Within these two ranges (cheap and expensive), there isn’t a huge amount of difference. Your game will make pretty close to the same amount if you charge a dollar or two dollars. (At $2, you only need to sell half of the copies to make the same amount of money as if you charge $1. Not difficult.) Similarly, the difference between a game selling for $10 and $15 isn’t huge. But the thinking process that goes into deciding to spend $1 on a game versus spending $10 on a game is entirely different. Before people spend $10, they will think about it. At $1, they won’t."

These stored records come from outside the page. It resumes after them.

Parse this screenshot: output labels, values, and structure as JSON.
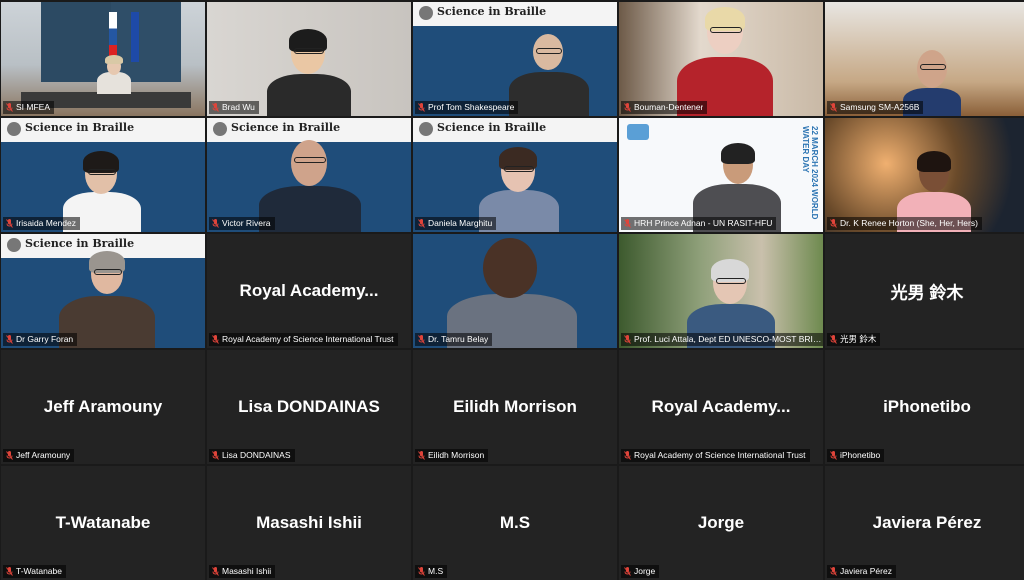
{
  "meeting": {
    "participants": [
      {
        "name": "SI MFEA",
        "display": "",
        "speaking": true,
        "video": "room"
      },
      {
        "name": "Brad Wu",
        "display": "",
        "video": "brad"
      },
      {
        "name": "Prof Tom Shakespeare",
        "display": "",
        "video": "braille-tom",
        "banner": "Science in Braille"
      },
      {
        "name": "Bouman-Dentener",
        "display": "",
        "video": "bouman"
      },
      {
        "name": "Samsung SM-A256B",
        "display": "",
        "video": "samsung"
      },
      {
        "name": "Irisaida Mendez",
        "display": "",
        "video": "braille-iris",
        "banner": "Science in Braille"
      },
      {
        "name": "Victor Rivera",
        "display": "",
        "video": "braille-victor",
        "banner": "Science in Braille"
      },
      {
        "name": "Daniela Marghitu",
        "display": "",
        "video": "braille-daniela",
        "banner": "Science in Braille"
      },
      {
        "name": "HRH Prince Adnan - UN RASIT-HFU",
        "display": "",
        "video": "adnan",
        "vertical_caption": "22 MARCH 2024 WORLD WATER DAY"
      },
      {
        "name": "Dr. K Renee Horton (She, Her, Hers)",
        "display": "",
        "video": "horton"
      },
      {
        "name": "Dr Garry Foran",
        "display": "",
        "video": "braille-garry",
        "banner": "Science in Braille"
      },
      {
        "name": "Royal Academy of Science International Trust",
        "display": "Royal  Academy...",
        "video": "none"
      },
      {
        "name": "Dr. Tamru Belay",
        "display": "",
        "video": "braille-tamru"
      },
      {
        "name": "Prof. Luci Attala, Dept ED UNESCO-MOST BRIDG...",
        "display": "",
        "video": "luci"
      },
      {
        "name": "光男 鈴木",
        "display": "光男 鈴木",
        "video": "none"
      },
      {
        "name": "Jeff Aramouny",
        "display": "Jeff Aramouny",
        "video": "none"
      },
      {
        "name": "Lisa DONDAINAS",
        "display": "Lisa DONDAINAS",
        "video": "none"
      },
      {
        "name": "Eilidh Morrison",
        "display": "Eilidh Morrison",
        "video": "none"
      },
      {
        "name": "Royal Academy of Science International Trust",
        "display": "Royal  Academy...",
        "video": "none"
      },
      {
        "name": "iPhonetibo",
        "display": "iPhonetibo",
        "video": "none"
      },
      {
        "name": "T-Watanabe",
        "display": "T-Watanabe",
        "video": "none"
      },
      {
        "name": "Masashi Ishii",
        "display": "Masashi Ishii",
        "video": "none"
      },
      {
        "name": "M.S",
        "display": "M.S",
        "video": "none"
      },
      {
        "name": "Jorge",
        "display": "Jorge",
        "video": "none"
      },
      {
        "name": "Javiera Pérez",
        "display": "Javiera Pérez",
        "video": "none"
      }
    ]
  },
  "icons": {
    "muted": "mic-muted-icon"
  },
  "colors": {
    "speaking_border": "#2ecc5a",
    "muted_mic": "#e0443a",
    "tile_bg": "#232323",
    "braille_navy": "#1f4d7a"
  }
}
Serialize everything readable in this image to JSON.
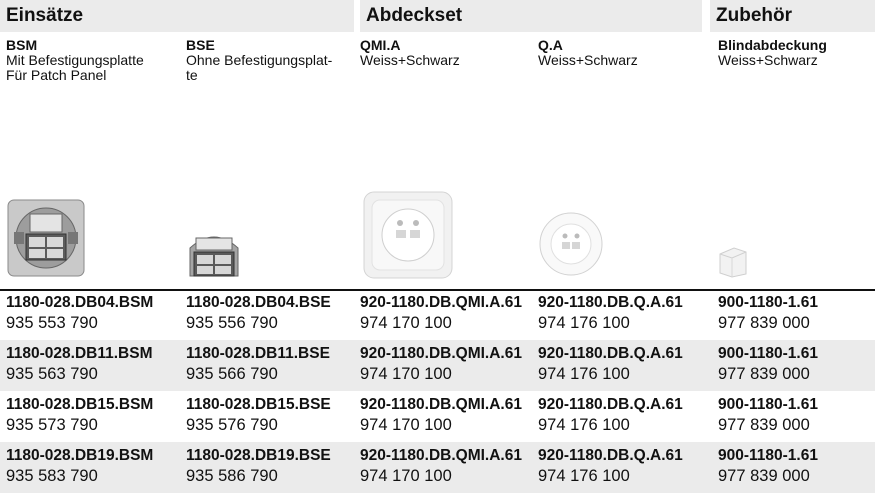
{
  "groups": {
    "einsaetze": "Einsätze",
    "abdeckset": "Abdeckset",
    "zubehoer": "Zubehör"
  },
  "columns": [
    {
      "title": "BSM",
      "desc1": "Mit Befestigungsplatte",
      "desc2": "Für Patch Panel"
    },
    {
      "title": "BSE",
      "desc1": "Ohne Befestigungsplat-",
      "desc2": "te"
    },
    {
      "title": "QMI.A",
      "desc1": "Weiss+Schwarz",
      "desc2": ""
    },
    {
      "title": "Q.A",
      "desc1": "Weiss+Schwarz",
      "desc2": ""
    },
    {
      "title": "Blindabdeckung",
      "desc1": "Weiss+Schwarz",
      "desc2": ""
    }
  ],
  "rows": [
    {
      "cells": [
        {
          "code": "1180-028.DB04.BSM",
          "num": "935 553 790"
        },
        {
          "code": "1180-028.DB04.BSE",
          "num": "935 556 790"
        },
        {
          "code": "920-1180.DB.QMI.A.61",
          "num": "974 170 100"
        },
        {
          "code": "920-1180.DB.Q.A.61",
          "num": "974 176 100"
        },
        {
          "code": "900-1180-1.61",
          "num": "977 839 000"
        }
      ]
    },
    {
      "cells": [
        {
          "code": "1180-028.DB11.BSM",
          "num": "935 563 790"
        },
        {
          "code": "1180-028.DB11.BSE",
          "num": "935 566 790"
        },
        {
          "code": "920-1180.DB.QMI.A.61",
          "num": "974 170 100"
        },
        {
          "code": "920-1180.DB.Q.A.61",
          "num": "974 176 100"
        },
        {
          "code": "900-1180-1.61",
          "num": "977 839 000"
        }
      ]
    },
    {
      "cells": [
        {
          "code": "1180-028.DB15.BSM",
          "num": "935 573 790"
        },
        {
          "code": "1180-028.DB15.BSE",
          "num": "935 576 790"
        },
        {
          "code": "920-1180.DB.QMI.A.61",
          "num": "974 170 100"
        },
        {
          "code": "920-1180.DB.Q.A.61",
          "num": "974 176 100"
        },
        {
          "code": "900-1180-1.61",
          "num": "977 839 000"
        }
      ]
    },
    {
      "cells": [
        {
          "code": "1180-028.DB19.BSM",
          "num": "935 583 790"
        },
        {
          "code": "1180-028.DB19.BSE",
          "num": "935 586 790"
        },
        {
          "code": "920-1180.DB.QMI.A.61",
          "num": "974 170 100"
        },
        {
          "code": "920-1180.DB.Q.A.61",
          "num": "974 176 100"
        },
        {
          "code": "900-1180-1.61",
          "num": "977 839 000"
        }
      ]
    }
  ]
}
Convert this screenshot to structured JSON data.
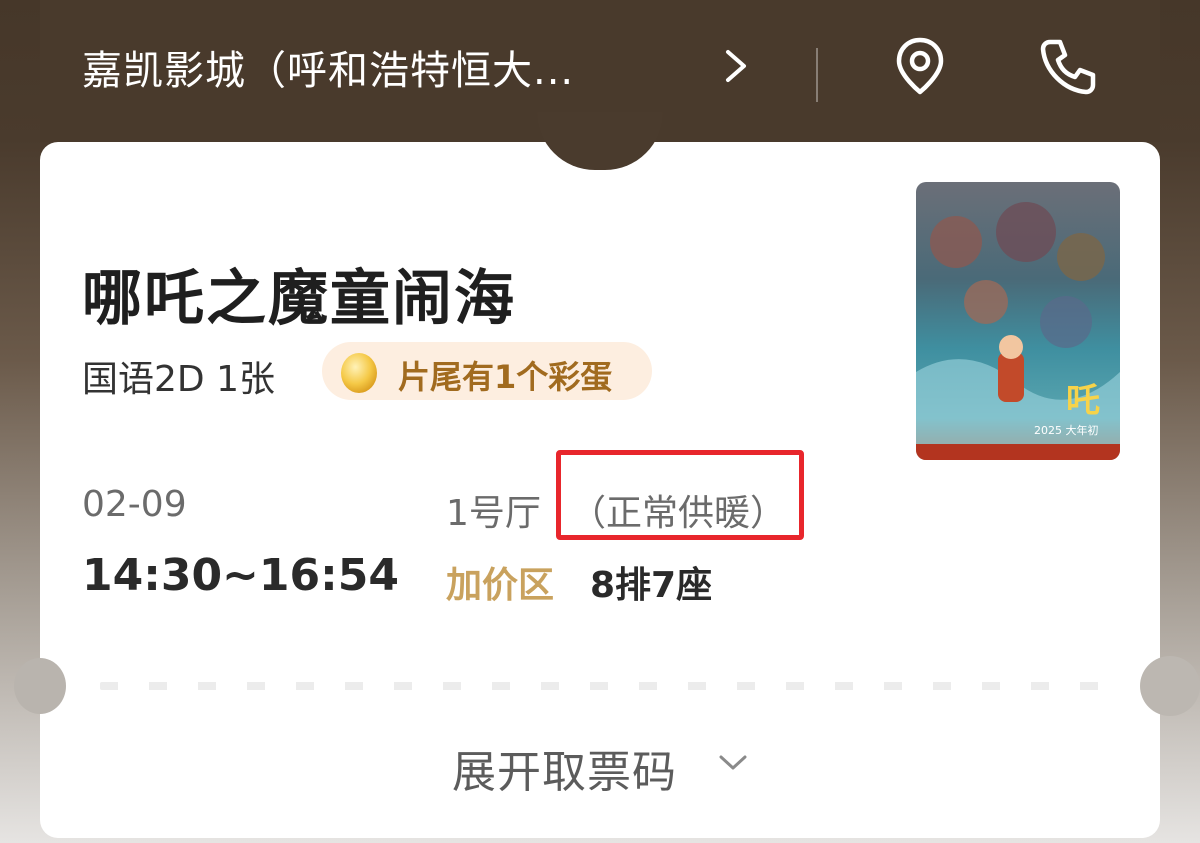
{
  "header": {
    "cinema_name": "嘉凯影城（呼和浩特恒大..."
  },
  "movie": {
    "title": "哪吒之魔童闹海",
    "language_format": "国语2D",
    "ticket_count": "1张",
    "easter_egg_badge": "片尾有1个彩蛋",
    "poster_year_text": "2025 大年初"
  },
  "showtime": {
    "date": "02-09",
    "time_range": "14:30~16:54",
    "hall": "1号厅",
    "hall_note": "（正常供暖）",
    "zone": "加价区",
    "seat": "8排7座"
  },
  "footer": {
    "expand_label": "展开取票码"
  },
  "colors": {
    "header_bg": "#493a2c",
    "zone_gold": "#c9a25e",
    "badge_bg": "#fdeee0",
    "badge_text": "#a16b1f",
    "highlight_red": "#e8262c"
  },
  "icons": [
    "chevron-right-icon",
    "location-pin-icon",
    "phone-icon",
    "egg-icon",
    "chevron-down-icon"
  ]
}
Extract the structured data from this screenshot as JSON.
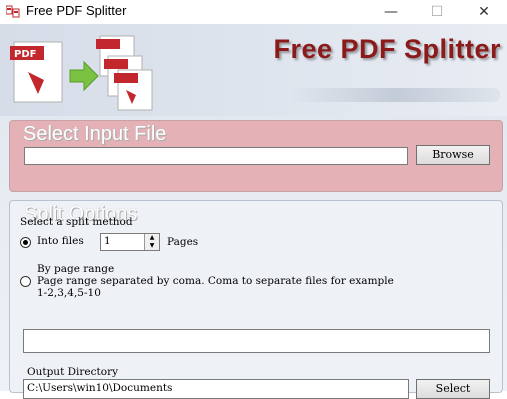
{
  "window": {
    "title": "Free PDF Splitter",
    "minimize_glyph": "—",
    "maximize_glyph": "☐",
    "close_glyph": "✕"
  },
  "header": {
    "brand_title": "Free PDF Splitter",
    "logo_icons": [
      "pdf-document-icon",
      "green-arrow-icon",
      "split-pdf-documents-icon"
    ],
    "brand_color": "#8b1a1a"
  },
  "input_section": {
    "heading": "Select Input File",
    "file_path": "",
    "browse_label": "Browse",
    "panel_color": "#e3b1b6"
  },
  "split_section": {
    "heading": "Split Options",
    "method_label": "Select a split method",
    "into_files_label": "Into files",
    "into_files_value": "1",
    "pages_label": "Pages",
    "by_range_label": "By page range",
    "range_help_line1": "Page range separated by coma. Coma to separate files for example",
    "range_help_line2": "1-2,3,4,5-10",
    "range_value": "",
    "selected_method": "into_files"
  },
  "output_section": {
    "label": "Output Directory",
    "path": "C:\\Users\\win10\\Documents",
    "select_label": "Select"
  }
}
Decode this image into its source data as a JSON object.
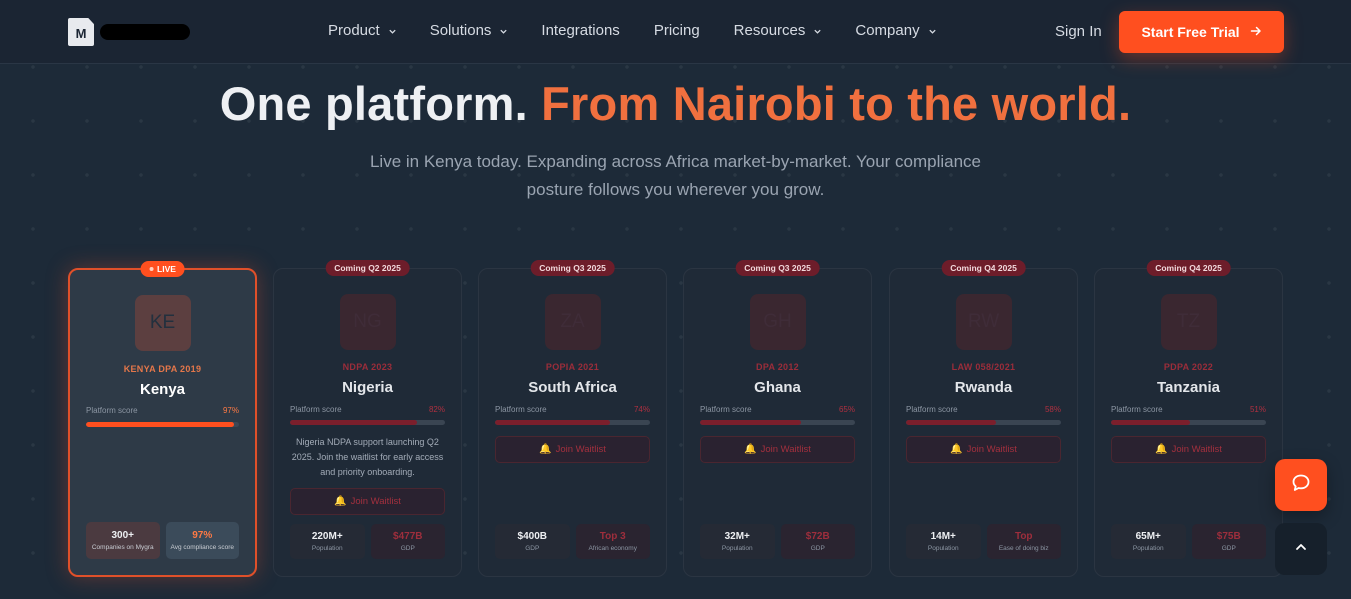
{
  "nav": {
    "logo_mark": "M",
    "links": [
      {
        "label": "Product",
        "dropdown": true
      },
      {
        "label": "Solutions",
        "dropdown": true
      },
      {
        "label": "Integrations",
        "dropdown": false
      },
      {
        "label": "Pricing",
        "dropdown": false
      },
      {
        "label": "Resources",
        "dropdown": true
      },
      {
        "label": "Company",
        "dropdown": true
      }
    ],
    "sign_in": "Sign In",
    "cta": "Start Free Trial"
  },
  "hero": {
    "title_white": "One platform.",
    "title_orange": "From Nairobi to the world.",
    "subtitle": "Live in Kenya today. Expanding across Africa market-by-market. Your compliance posture follows you wherever you grow."
  },
  "cards": [
    {
      "badge": "LIVE",
      "code": "KE",
      "law": "KENYA DPA 2019",
      "country": "Kenya",
      "score_label": "Platform score",
      "score": "97%",
      "score_fraction": 0.97,
      "stats": [
        {
          "value": "300+",
          "label": "Companies on Mygra"
        },
        {
          "value": "97%",
          "label": "Avg compliance score"
        }
      ]
    },
    {
      "badge": "Coming Q2 2025",
      "code": "NG",
      "law": "NDPA 2023",
      "country": "Nigeria",
      "score_label": "Platform score",
      "score": "82%",
      "score_fraction": 0.82,
      "description": "Nigeria NDPA support launching Q2 2025. Join the waitlist for early access and priority onboarding.",
      "waitlist": "Join Waitlist",
      "stats": [
        {
          "value": "220M+",
          "label": "Population"
        },
        {
          "value": "$477B",
          "label": "GDP"
        }
      ]
    },
    {
      "badge": "Coming Q3 2025",
      "code": "ZA",
      "law": "POPIA 2021",
      "country": "South Africa",
      "score_label": "Platform score",
      "score": "74%",
      "score_fraction": 0.74,
      "waitlist": "Join Waitlist",
      "stats": [
        {
          "value": "$400B",
          "label": "GDP"
        },
        {
          "value": "Top 3",
          "label": "African economy"
        }
      ]
    },
    {
      "badge": "Coming Q3 2025",
      "code": "GH",
      "law": "DPA 2012",
      "country": "Ghana",
      "score_label": "Platform score",
      "score": "65%",
      "score_fraction": 0.65,
      "waitlist": "Join Waitlist",
      "stats": [
        {
          "value": "32M+",
          "label": "Population"
        },
        {
          "value": "$72B",
          "label": "GDP"
        }
      ]
    },
    {
      "badge": "Coming Q4 2025",
      "code": "RW",
      "law": "LAW 058/2021",
      "country": "Rwanda",
      "score_label": "Platform score",
      "score": "58%",
      "score_fraction": 0.58,
      "waitlist": "Join Waitlist",
      "stats": [
        {
          "value": "14M+",
          "label": "Population"
        },
        {
          "value": "Top",
          "label": "Ease of doing biz"
        }
      ]
    },
    {
      "badge": "Coming Q4 2025",
      "code": "TZ",
      "law": "PDPA 2022",
      "country": "Tanzania",
      "score_label": "Platform score",
      "score": "51%",
      "score_fraction": 0.51,
      "waitlist": "Join Waitlist",
      "stats": [
        {
          "value": "65M+",
          "label": "Population"
        },
        {
          "value": "$75B",
          "label": "GDP"
        }
      ]
    }
  ],
  "colors": {
    "accent": "#ff4f1f",
    "hero_orange": "#f0703f",
    "background": "#1d2a38",
    "muted_red": "#9b2d3a"
  }
}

This is an important point, I think. A lot of self-pub authors try to increase sales by lowering the price, or increase profit per unit by increasing the price. But if you think about your own buying patterns, you probably have threshold values. For $0.99, you'll buy anything that looks mildly interesting. But as price goes up, you eventually hit the point where you have to think a bit before laying out the cash. Below that point, though, lower price just means less money. Which means e-pubbers are well served if they can get their hands on the statistics to determine those threshold values and price with them in mind.